From https://learn.microsoft.com/en-us/azure/container-apps/compare-options#azure-container-instances:
Azure Container Instances (ACI) provides a single pod of Hyper-V isolated containers on demand. It can be thought of as a lower-level "building block" option compared to Container Apps. Concepts like scale, load balancing, and certificates are not provided with ACI containers.
In our latest project, our team used ACI for synthetic data generation and ingestion of millions of records into a system. This article will describe how we used ACI for this purpose and why we feel it was a good fit.
Serverless
Azure Container Instances can be deployed as a resource directly into a Resource Group. They do not require any additional infrastructure such as a Kubernetes cluster. They are also billed by the second, so you only pay for the time they are running (although there is a minimum charge of 1 CPU and 1 GB of memory). This makes them a great option for jobs that are not running all the time.
Stateless and Scalable
We needed to generate ~22 million records in groups of 3k-4k that were related. That means a full generation job is comprised of about 6k units of work. We might spin up as few as 4 instances of ACI or as many 20 to process a job like that. Ideally we do not want to manage any state, but we want our units of work to be processed reliably and be distributed across the instances we have available.
We used a Python script to populate an Azure Storage Queue (each message containing the configuration for 1 unit of work) and then a Powershell script to provision x number of Azure Container Instances to drain that queue. A message that processes successfully, generates a document in Azure Blob Storage. If a message fails to process, it will go back in the queue for re-processing. If it fails too many times we put it in a dead letter queue for manual inspection. As each message contains all configuration information needed for generation, there is no external state to manage. Once all the work is complete, we simply ran the Powershell script again to delete the ACI instances.

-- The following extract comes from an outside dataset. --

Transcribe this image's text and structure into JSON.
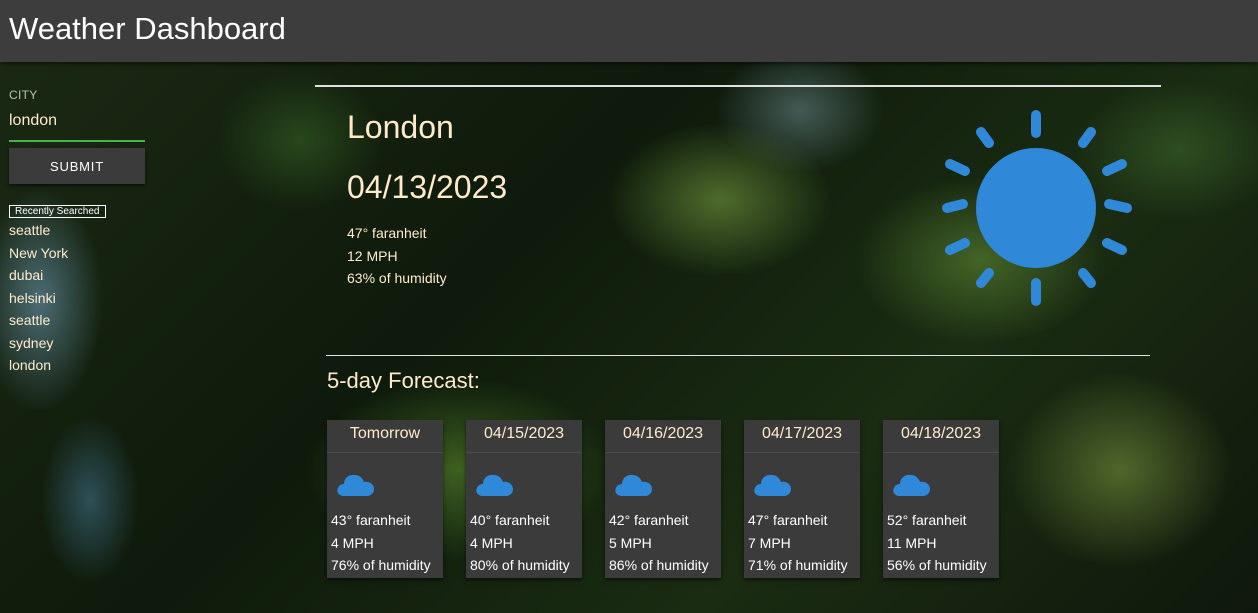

The ingestion process was very similar. We used a Python script to read all the files in Azure Blob Storage and populate an Azure Storage Queue. Again, each message contained all configuration information necessary for ingestion. We then used a Powershell script to provision x number of Azure Container Instances to drain that queue. Message durability was the same as before and at the end we used the script to delete the resources.
Alternatives
There is certainly nothing wrong with using AKS or Container Apps for this purpose, in fact, because you could use KEDA with those services, you could scale your instances >0 when there are message in the queue and to 0 when there aren’t. However, we felt ACI was a very simple and inexpensive option for this use-case.